SansonIan Sanson, Le mystère des livres disparus et J.J. Murphy, Le cercle des plumes assassines

Le point commun entre ces deux livres, outre que ce sont des enquêtes, est leur dimension humoristique. On rit de bonne grâce plus qu’on ne frémit à leur lecture, chacun des auteurs témoignant un esprit blagueur et facétieux qui fait merveille. Le mystère des livres disparus débute mal pour son héros, Israël Armstrong, un Anglais fou de livres et végétarien, fatigué par le long voyage qui l’a conduit de son île natale à sa voisine nord-irlandaise : la bibliothèque de la ville de Tumdrum, où un emploi était censé l’attendre, est fermée sine die. Pour qu’il accepte, bien à contrecœur, le plan B, la conduite du bibliobus, enfin du «centre de documentation itinérant», à travers la verdoyante mais néanmoins pluvieuses Irlande, il lui faut se souvenir ne plus avoir un sou vaillant devant lui. Il y pense d’autant plus que le véhicule censé apporter la lecture aux populations isolées est une «épave» abandonnée dans une grange, recouverte d’une bâche décorée de fientes de poules. Cette déconvenue n’est que peccadille au regard de celles qui l’attendent. Car les populations quelque peu rustiques visitées sont bien peu portées sur les joies de la lecture.
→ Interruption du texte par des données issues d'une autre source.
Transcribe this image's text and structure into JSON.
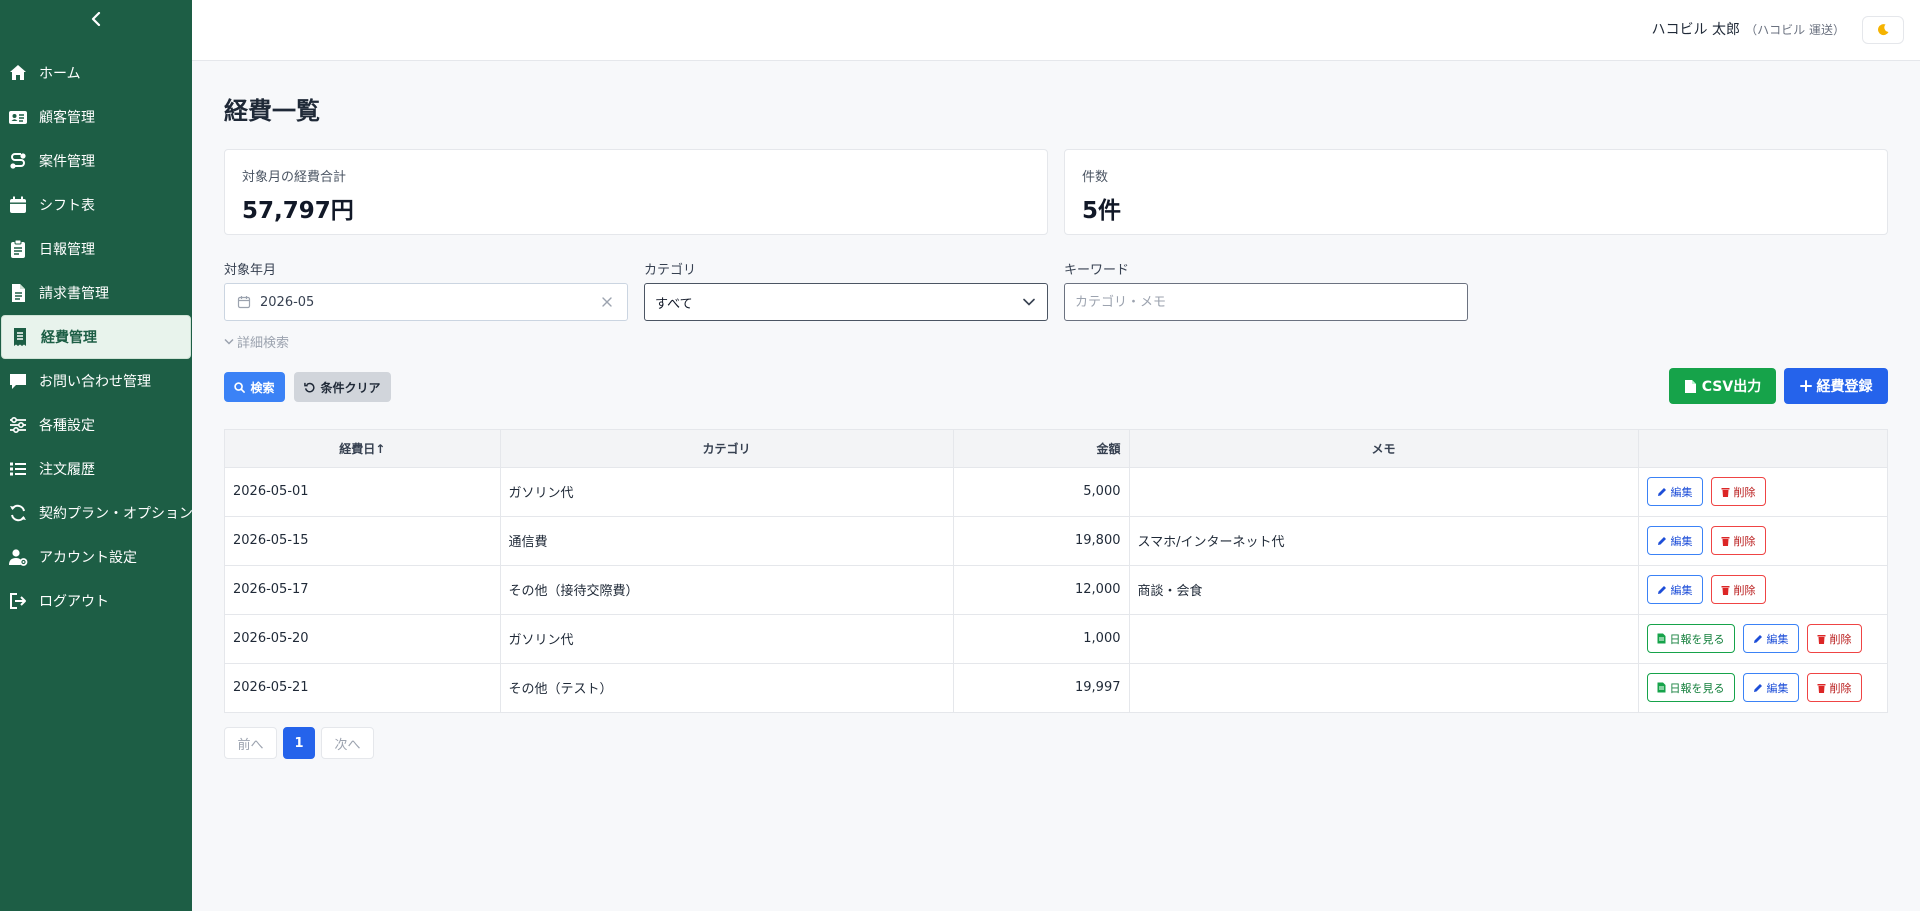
{
  "colors": {
    "sidebar": "#1d5e45",
    "primary": "#2563eb",
    "success": "#16a34a",
    "danger": "#ef4444"
  },
  "sidebar": {
    "items": [
      {
        "label": "ホーム",
        "icon": "home-icon"
      },
      {
        "label": "顧客管理",
        "icon": "id-card-icon"
      },
      {
        "label": "案件管理",
        "icon": "route-icon"
      },
      {
        "label": "シフト表",
        "icon": "calendar-icon"
      },
      {
        "label": "日報管理",
        "icon": "clipboard-icon"
      },
      {
        "label": "請求書管理",
        "icon": "file-icon"
      },
      {
        "label": "経費管理",
        "icon": "receipt-icon",
        "active": true
      },
      {
        "label": "お問い合わせ管理",
        "icon": "comment-icon"
      },
      {
        "label": "各種設定",
        "icon": "sliders-icon"
      },
      {
        "label": "注文履歴",
        "icon": "list-icon"
      },
      {
        "label": "契約プラン・オプション",
        "icon": "refresh-icon"
      },
      {
        "label": "アカウント設定",
        "icon": "user-gear-icon"
      },
      {
        "label": "ログアウト",
        "icon": "logout-icon"
      }
    ]
  },
  "header": {
    "user_name": "ハコビル 太郎",
    "company": "（ハコビル 運送）",
    "theme_icon": "moon-icon"
  },
  "page": {
    "title": "経費一覧"
  },
  "summary": {
    "total_label": "対象月の経費合計",
    "total_value": "57,797円",
    "count_label": "件数",
    "count_value": "5件"
  },
  "filters": {
    "month_label": "対象年月",
    "month_value": "2026-05",
    "category_label": "カテゴリ",
    "category_value": "すべて",
    "keyword_label": "キーワード",
    "keyword_placeholder": "カテゴリ・メモ",
    "advanced_label": "詳細検索"
  },
  "buttons": {
    "search": "検索",
    "clear": "条件クリア",
    "csv": "CSV出力",
    "add": "経費登録"
  },
  "table": {
    "headers": {
      "date": "経費日↑",
      "category": "カテゴリ",
      "amount": "金額",
      "memo": "メモ",
      "actions": ""
    },
    "action_labels": {
      "report": "日報を見る",
      "edit": "編集",
      "delete": "削除"
    },
    "rows": [
      {
        "date": "2026-05-01",
        "category": "ガソリン代",
        "amount": "5,000",
        "memo": "",
        "has_report": false
      },
      {
        "date": "2026-05-15",
        "category": "通信費",
        "amount": "19,800",
        "memo": "スマホ/インターネット代",
        "has_report": false
      },
      {
        "date": "2026-05-17",
        "category": "その他（接待交際費）",
        "amount": "12,000",
        "memo": "商談・会食",
        "has_report": false
      },
      {
        "date": "2026-05-20",
        "category": "ガソリン代",
        "amount": "1,000",
        "memo": "",
        "has_report": true
      },
      {
        "date": "2026-05-21",
        "category": "その他（テスト）",
        "amount": "19,997",
        "memo": "",
        "has_report": true
      }
    ]
  },
  "pagination": {
    "prev": "前へ",
    "current": "1",
    "next": "次へ"
  }
}
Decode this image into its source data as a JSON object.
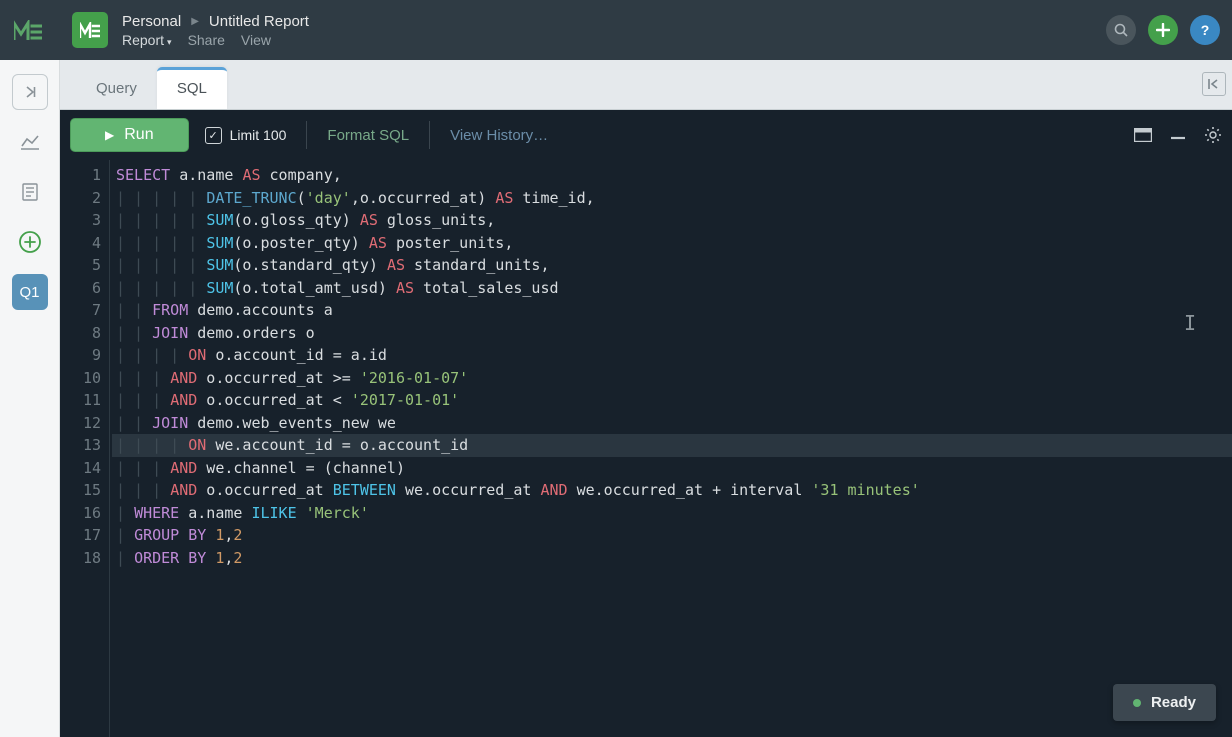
{
  "header": {
    "breadcrumb_workspace": "Personal",
    "breadcrumb_title": "Untitled Report",
    "menu": {
      "report": "Report",
      "share": "Share",
      "view": "View"
    }
  },
  "rail": {
    "q1_label": "Q1"
  },
  "tabs": {
    "query": "Query",
    "sql": "SQL"
  },
  "toolbar": {
    "run_label": "Run",
    "limit_label": "Limit 100",
    "format_sql": "Format SQL",
    "view_history": "View History…"
  },
  "status": {
    "ready": "Ready"
  },
  "code": {
    "lines": [
      {
        "n": 1,
        "indent": 0,
        "tokens": [
          [
            "kw-sel",
            "SELECT"
          ],
          [
            "ident",
            " a.name "
          ],
          [
            "kw-as",
            "AS"
          ],
          [
            "ident",
            " company,"
          ]
        ]
      },
      {
        "n": 2,
        "indent": 5,
        "tokens": [
          [
            "fn-blue",
            "DATE_TRUNC"
          ],
          [
            "ident",
            "("
          ],
          [
            "str",
            "'day'"
          ],
          [
            "ident",
            ",o.occurred_at) "
          ],
          [
            "kw-as",
            "AS"
          ],
          [
            "ident",
            " time_id,"
          ]
        ]
      },
      {
        "n": 3,
        "indent": 5,
        "tokens": [
          [
            "kw-func",
            "SUM"
          ],
          [
            "ident",
            "(o.gloss_qty) "
          ],
          [
            "kw-as",
            "AS"
          ],
          [
            "ident",
            " gloss_units,"
          ]
        ]
      },
      {
        "n": 4,
        "indent": 5,
        "tokens": [
          [
            "kw-func",
            "SUM"
          ],
          [
            "ident",
            "(o.poster_qty) "
          ],
          [
            "kw-as",
            "AS"
          ],
          [
            "ident",
            " poster_units,"
          ]
        ]
      },
      {
        "n": 5,
        "indent": 5,
        "tokens": [
          [
            "kw-func",
            "SUM"
          ],
          [
            "ident",
            "(o.standard_qty) "
          ],
          [
            "kw-as",
            "AS"
          ],
          [
            "ident",
            " standard_units,"
          ]
        ]
      },
      {
        "n": 6,
        "indent": 5,
        "tokens": [
          [
            "kw-func",
            "SUM"
          ],
          [
            "ident",
            "(o.total_amt_usd) "
          ],
          [
            "kw-as",
            "AS"
          ],
          [
            "ident",
            " total_sales_usd"
          ]
        ]
      },
      {
        "n": 7,
        "indent": 2,
        "tokens": [
          [
            "kw-sel",
            "FROM"
          ],
          [
            "ident",
            " demo.accounts a"
          ]
        ]
      },
      {
        "n": 8,
        "indent": 2,
        "tokens": [
          [
            "kw-sel",
            "JOIN"
          ],
          [
            "ident",
            " demo.orders o"
          ]
        ]
      },
      {
        "n": 9,
        "indent": 4,
        "tokens": [
          [
            "kw-as",
            "ON"
          ],
          [
            "ident",
            " o.account_id "
          ],
          [
            "op",
            "="
          ],
          [
            "ident",
            " a.id"
          ]
        ]
      },
      {
        "n": 10,
        "indent": 3,
        "tokens": [
          [
            "kw-as",
            "AND"
          ],
          [
            "ident",
            " o.occurred_at "
          ],
          [
            "op",
            ">="
          ],
          [
            "ident",
            " "
          ],
          [
            "str",
            "'2016-01-07'"
          ]
        ]
      },
      {
        "n": 11,
        "indent": 3,
        "tokens": [
          [
            "kw-as",
            "AND"
          ],
          [
            "ident",
            " o.occurred_at "
          ],
          [
            "op",
            "<"
          ],
          [
            "ident",
            " "
          ],
          [
            "str",
            "'2017-01-01'"
          ]
        ]
      },
      {
        "n": 12,
        "indent": 2,
        "tokens": [
          [
            "kw-sel",
            "JOIN"
          ],
          [
            "ident",
            " demo.web_events_new we"
          ]
        ]
      },
      {
        "n": 13,
        "indent": 4,
        "hl": true,
        "tokens": [
          [
            "kw-as",
            "ON"
          ],
          [
            "ident",
            " we.account_id "
          ],
          [
            "op",
            "="
          ],
          [
            "ident",
            " o.account_id"
          ]
        ]
      },
      {
        "n": 14,
        "indent": 3,
        "tokens": [
          [
            "kw-as",
            "AND"
          ],
          [
            "ident",
            " we.channel "
          ],
          [
            "op",
            "="
          ],
          [
            "ident",
            " (channel)"
          ]
        ]
      },
      {
        "n": 15,
        "indent": 3,
        "tokens": [
          [
            "kw-as",
            "AND"
          ],
          [
            "ident",
            " o.occurred_at "
          ],
          [
            "kw-func",
            "BETWEEN"
          ],
          [
            "ident",
            " we.occurred_at "
          ],
          [
            "kw-as",
            "AND"
          ],
          [
            "ident",
            " we.occurred_at "
          ],
          [
            "op",
            "+"
          ],
          [
            "ident",
            " interval "
          ],
          [
            "str",
            "'31 minutes'"
          ]
        ]
      },
      {
        "n": 16,
        "indent": 1,
        "tokens": [
          [
            "kw-sel",
            "WHERE"
          ],
          [
            "ident",
            " a.name "
          ],
          [
            "kw-func",
            "ILIKE"
          ],
          [
            "ident",
            " "
          ],
          [
            "str",
            "'Merck'"
          ]
        ]
      },
      {
        "n": 17,
        "indent": 1,
        "tokens": [
          [
            "kw-sel",
            "GROUP"
          ],
          [
            "ident",
            " "
          ],
          [
            "kw-sel",
            "BY"
          ],
          [
            "ident",
            " "
          ],
          [
            "num",
            "1"
          ],
          [
            "ident",
            ","
          ],
          [
            "num",
            "2"
          ]
        ]
      },
      {
        "n": 18,
        "indent": 1,
        "tokens": [
          [
            "kw-sel",
            "ORDER"
          ],
          [
            "ident",
            " "
          ],
          [
            "kw-sel",
            "BY"
          ],
          [
            "ident",
            " "
          ],
          [
            "num",
            "1"
          ],
          [
            "ident",
            ","
          ],
          [
            "num",
            "2"
          ]
        ]
      }
    ]
  }
}
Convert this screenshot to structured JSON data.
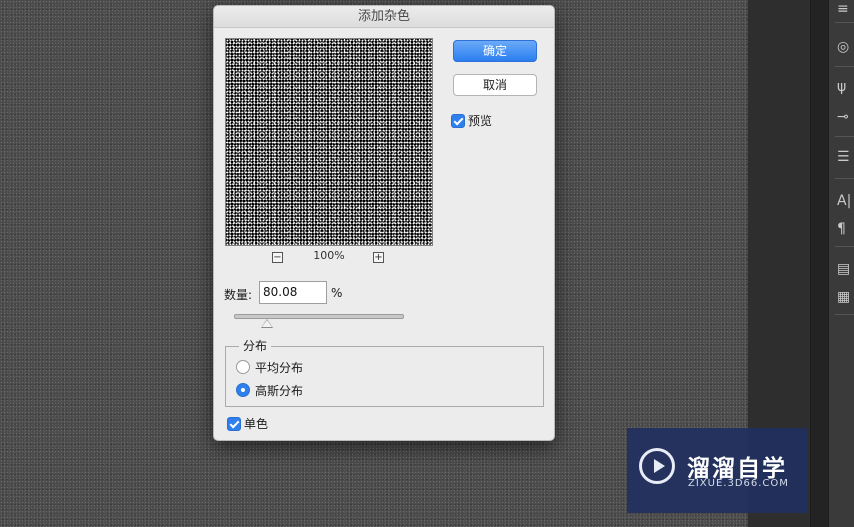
{
  "dialog": {
    "title": "添加杂色",
    "ok_label": "确定",
    "cancel_label": "取消",
    "preview_label": "预览",
    "preview_checked": true,
    "zoom": {
      "level": "100%",
      "minus_glyph": "−",
      "plus_glyph": "+"
    },
    "amount": {
      "label": "数量:",
      "value": "80.08",
      "unit": "%",
      "slider_fraction": 0.2
    },
    "distribution": {
      "title": "分布",
      "options": [
        {
          "label": "平均分布",
          "selected": false
        },
        {
          "label": "高斯分布",
          "selected": true
        }
      ]
    },
    "monochromatic": {
      "label": "单色",
      "checked": true
    }
  },
  "tools": {
    "icons": [
      "layers-icon",
      "brush-presets-icon",
      "adjustments-icon",
      "text-icon",
      "paragraph-icon",
      "notes-icon"
    ],
    "text_tool_glyph": "A|",
    "paragraph_glyph": "¶"
  },
  "watermark": {
    "title": "溜溜自学",
    "subtitle": "ZIXUE.3D66.COM"
  },
  "colors": {
    "accent": "#2f80ed",
    "canvas": "#4b4b4b",
    "dialog_bg": "#ececec"
  }
}
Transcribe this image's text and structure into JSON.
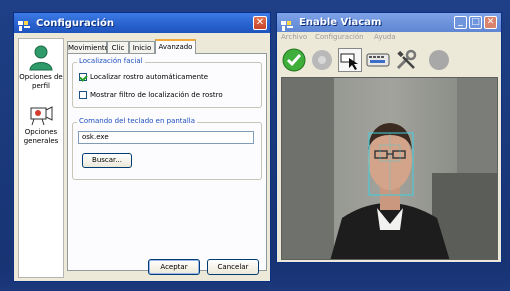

Et quand sa supérieure, une Irlando-chinoise, le charge de retrouver les 15000 bouquins volatilisés, il se dit qu’il aurait peut-être mieux fait de louper le ferry qui l’a amené sur cette terre maudite. (Traduit de l’anglais par Dominique Chevallier, Hoëbeke)

MurphyL’héroïne du Cercle des plumes assassines, la poète et critique à la dent dure Dorothy Parker, a bien existé, de même que la Table Ronde de l’Algonquin qui, dans les années 1920, rassemblait des écrivains et acteurs américains dans l’hôtel newyorkais du même nom. Au début du roman, sous ladite table, la jeune femme découvre un homme poignardé en plein cœur. Les premiers soupçons se portent sur un jeune et timide écrivain en devenir, William Faulkner, qui, attendant son idole dans le hall de l’hôtel, aurait aperçu un individu louche. Afin de le sortir l’infortuné «Teckel» des griffes du redoutable inspecteur O’Ranningan, la journaliste de Vanity Fair le cache d’abord chez elle. Puis, aidée par son ami écrivain Robert Benchley (le savoureux auteur de L’expédition polaire à bicyclette et de Psychologie du pingouin), elle va chercher à savoir qui est venu perturber leurs rituelles réunions. Gangsters et stars de l’écran, personnages réels et fictifs viennent habiller cette intrigue menée tambour-battant. L’intelligence de l’auteur est d’avoir trouvé, dans ce qui est devenu une série, un ton qui aurait parfaitement convenu à son héroïne: une suite de dialogues vifs, concis, incisifs, désobligeants, à l’humour décalé et acide, donnant à son roman une dimension théâtrale tout à fait réussie. (Traduit de l’américain par Hélène Collon Baker Street)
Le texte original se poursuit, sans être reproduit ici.